- Kategori
- Futbol
Arsenal Fener maçı üzerine

Fenerbahçe’nin deplasmanda Arsenal önünde aldığı beraberliğin anlamlı tek bir sonucu var, o da alınan bir puanla guruptan çıkma şansının az da olsa devam etmesi ve UEFA yolunda avantaj kazanılması. Bunun dışında sahada oynanan futbolu övmek, Fenerbahçe’nin geçen yıl aynı ligde yaptıklarını inkar etmek olur.
Fenerbahçe, özellikle ilk yarıda hiç alışık olmadığımız kadar mahkum bir futbol oynasa da, biraz direklerin yardımı, biraz da kalecisinin gününde olması neticesinde Arsenal’in ataklarını savuşturmayı başardı. Eksik Arsenal, Kadıköy’de aldığı beş gollü galibiyetin de verdiği güvenle, nasıl olsa atarım düşüncesiyle, ki bir tane atsalar gerisi de gelirdi, maça devam ettiğinden, ilerleyen dakikalarla birlikte oyun Fenerbahçe lehine dönmeye başladı. Gel gelelim, Fenerbahçe’nin oyunu iki yönlü oynayabilen oyunculardan yoksun olması gol bulabilmesinin en büyük engellerinden biriydi. Fenerbahçe’de dün akşam golü düşünen iki oyuncu vardı, Semih ve Guiza. Arsenal deplasmanında iki oyuncuyla gol bulmak zaten hayalden öte bir şey olamazdı.

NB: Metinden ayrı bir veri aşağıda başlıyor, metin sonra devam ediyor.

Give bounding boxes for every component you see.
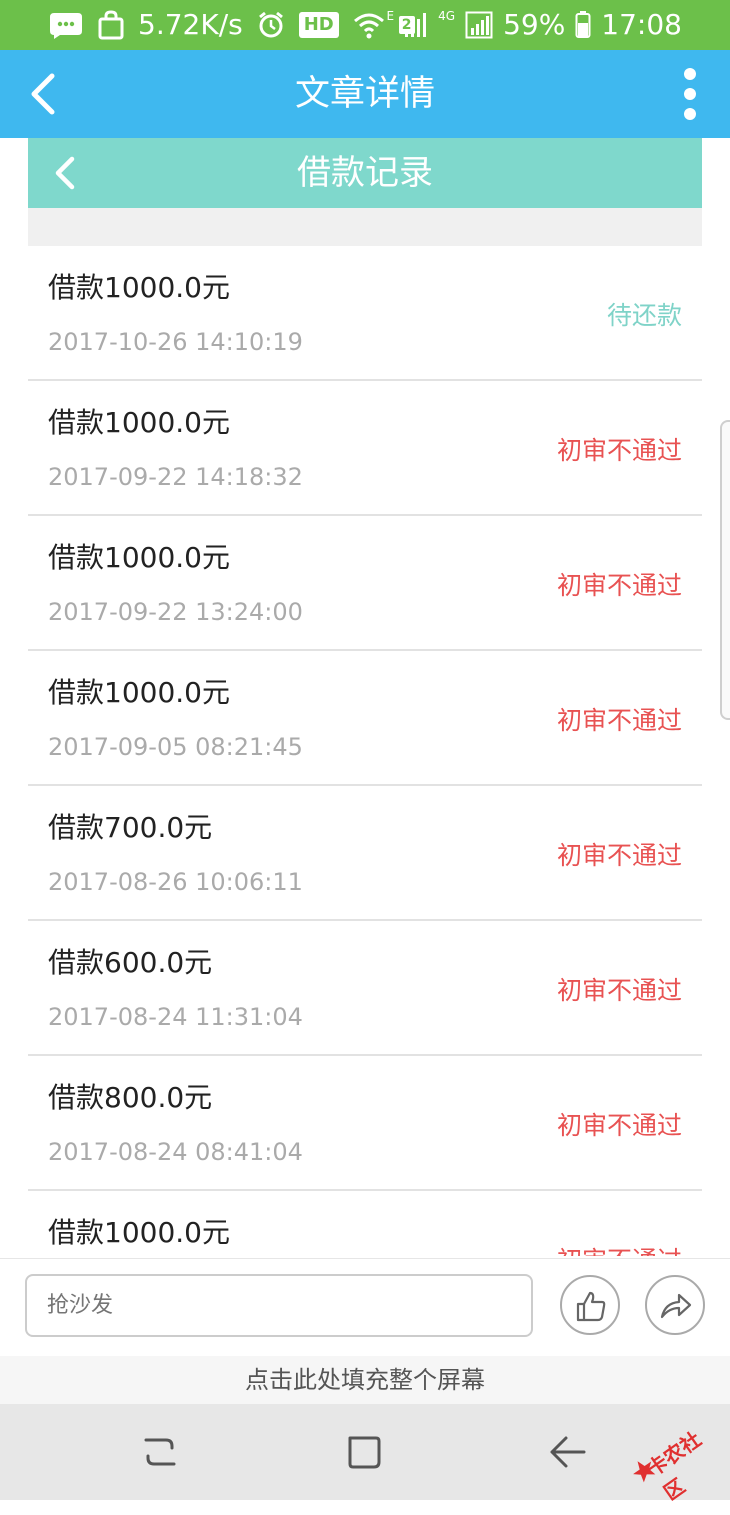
signal-box-icon <box>465 11 493 39</box>
loan-amount: 借款1000.0元 <box>48 541 230 574</box>
loan-amount: 借款700.0元 <box>48 811 213 844</box>
shopping-bag-icon <box>98 10 124 40</box>
status-bar-left: 5.72K/s HD 2 <box>48 9 415 41</box>
network-4g-label: 4G <box>438 9 456 23</box>
loan-date: 2017-08-26 10:06:11 <box>48 868 303 896</box>
loan-record-row[interactable]: 借款1000.0元 2017-09-05 08:21:45 初审不通过 <box>28 651 702 786</box>
nav-back-button[interactable] <box>548 1432 588 1472</box>
loan-record-row[interactable]: 借款1000.0元 初审不通过 <box>28 1191 702 1256</box>
loan-status: 初审不通过 <box>556 976 682 1005</box>
loan-status: 初审不通过 <box>556 706 682 735</box>
loan-record-row[interactable]: 借款1000.0元 2017-09-22 13:24:00 初审不通过 <box>28 516 702 651</box>
thumbs-up-icon <box>576 1291 606 1322</box>
loan-status: 初审不通过 <box>557 1241 682 1256</box>
loan-amount: 借款1000.0元 <box>48 676 230 709</box>
loan-status: 待还款 <box>606 301 682 330</box>
status-bar-right: E 4G 59% 17:08 <box>387 9 682 41</box>
loan-date: 2017-09-05 08:21:45 <box>48 733 303 761</box>
home-button[interactable] <box>344 1432 384 1472</box>
battery-icon <box>575 11 591 38</box>
loan-date: 2017-09-22 14:18:32 <box>48 463 303 491</box>
recents-button[interactable] <box>140 1432 180 1472</box>
network-e-label: E <box>386 9 395 23</box>
loan-record-list[interactable]: 借款1000.0元 2017-10-26 14:10:19 待还款 借款1000… <box>28 246 702 1256</box>
wifi-icon <box>353 13 384 39</box>
system-nav-bar: 卡农社区 <box>0 1404 730 1505</box>
loan-date: 2017-09-22 13:24:00 <box>48 598 303 626</box>
loan-amount: 借款800.0元 <box>48 1081 213 1114</box>
loan-record-row[interactable]: 借款800.0元 2017-08-24 08:41:04 初审不通过 <box>28 1056 702 1191</box>
loan-date: 2017-08-24 11:31:04 <box>48 1003 303 1031</box>
more-menu-button[interactable] <box>680 66 700 122</box>
page-title: 文章详情 <box>294 74 435 114</box>
loan-records-header: 借款记录 <box>28 138 702 208</box>
loan-status: 初审不通过 <box>556 436 682 465</box>
loan-amount: 借款600.0元 <box>48 946 213 979</box>
loan-amount: 借款1000.0元 <box>48 271 230 304</box>
status-bar: 5.72K/s HD 2 E 4G 59% 17:08 <box>0 0 730 50</box>
loan-record-row[interactable]: 借款700.0元 2017-08-26 10:06:11 初审不通过 <box>28 786 702 921</box>
comment-input[interactable] <box>25 1274 533 1337</box>
loan-record-row[interactable]: 借款1000.0元 2017-09-22 14:18:32 初审不通过 <box>28 381 702 516</box>
home-icon <box>348 1436 381 1469</box>
loan-date: 2017-08-24 08:41:04 <box>48 1138 303 1166</box>
nav-back-icon <box>550 1436 586 1468</box>
alarm-icon <box>258 11 283 38</box>
loan-date: 2017-10-26 14:10:19 <box>48 328 303 356</box>
message-icon <box>50 13 82 39</box>
like-button[interactable] <box>560 1275 620 1335</box>
hd-badge: HD <box>298 12 339 38</box>
loan-amount: 借款1000.0元 <box>48 1216 230 1249</box>
comment-bar <box>0 1258 730 1357</box>
loan-status: 初审不通过 <box>556 1111 682 1140</box>
battery-percent: 59% <box>503 8 566 41</box>
watermark-text: 卡农社区 <box>642 1426 706 1505</box>
loan-record-row[interactable]: 借款1000.0元 2017-10-26 14:10:19 待还款 <box>28 246 702 381</box>
share-icon <box>660 1293 692 1319</box>
loan-amount: 借款1000.0元 <box>48 406 230 439</box>
loan-status: 初审不通过 <box>556 841 682 870</box>
app-header: 文章详情 <box>0 50 730 138</box>
more-vertical-icon <box>684 68 696 120</box>
loan-status: 初审不通过 <box>556 571 682 600</box>
scroll-handle[interactable] <box>720 420 730 720</box>
network-speed: 5.72K/s <box>138 8 243 41</box>
signal-icon <box>405 13 427 37</box>
fill-screen-banner[interactable]: 点击此处填充整个屏幕 <box>0 1356 730 1404</box>
share-button[interactable] <box>645 1275 705 1335</box>
recents-icon <box>144 1438 176 1466</box>
loan-record-row[interactable]: 借款600.0元 2017-08-24 11:31:04 初审不通过 <box>28 921 702 1056</box>
separator-band <box>28 208 702 246</box>
clock: 17:08 <box>601 8 682 41</box>
loan-records-title: 借款记录 <box>297 153 433 193</box>
watermark-logo: 卡农社区 <box>619 1403 729 1505</box>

Zico’nun takımının Aragones’nin takımından farkı da burada ortaya çıktı. Geçen yıl defansif anlamda iyi işler yapan Fenerbahçe takımı, özellikle David ve Alex’in yönlendirdiği kontra toplarla ihtiyacı olan golleri bulabiliyordu. Rakibin hızını kesen ve fırsatını bulduğunda bitirici darbeyi vuran bir takım olarak çeyrek finali görmüş, Chealse gibi bir devi yenebilmiş bir Fenerbahçe’den söz ediyoruz. Bu yılki takımın bir farkı da, bazı oyuncularının silik başladıkları sezona aynı siliklikle devam etmeleri. Özellikle Carlos, Kazım, Uğur Boral, mahalle maçlarında adam yokluğundan oynayan fasulyeden topçular gibiler. Selçuk, Josico gibi oyuncular, Aurelio’nun yerinde istikrarlı bir şekilde oynayabilecek kapasitede değiller.
Futbol’dan anlayanlar bilirler, bu iş biraz da motivasyon ve konsantrasyon işidir. Özellikle Avrupa kupalarında iyi başlamak çok önemli. Fenerbahçe’nin dün geceki futbol şansı, Porto ile oynanan ilk maçta ortaya çıksaydı, bugün farklı şeyler konuşuyor olurduk. Kötü başlanan bir maratonu başarıyla bitirmek, ancak iyi takımların gerçekleştirebileceği bir durum. Fenerbahçe’nin nasıl bir takım olduğunu biraz daha bekleyip görelim.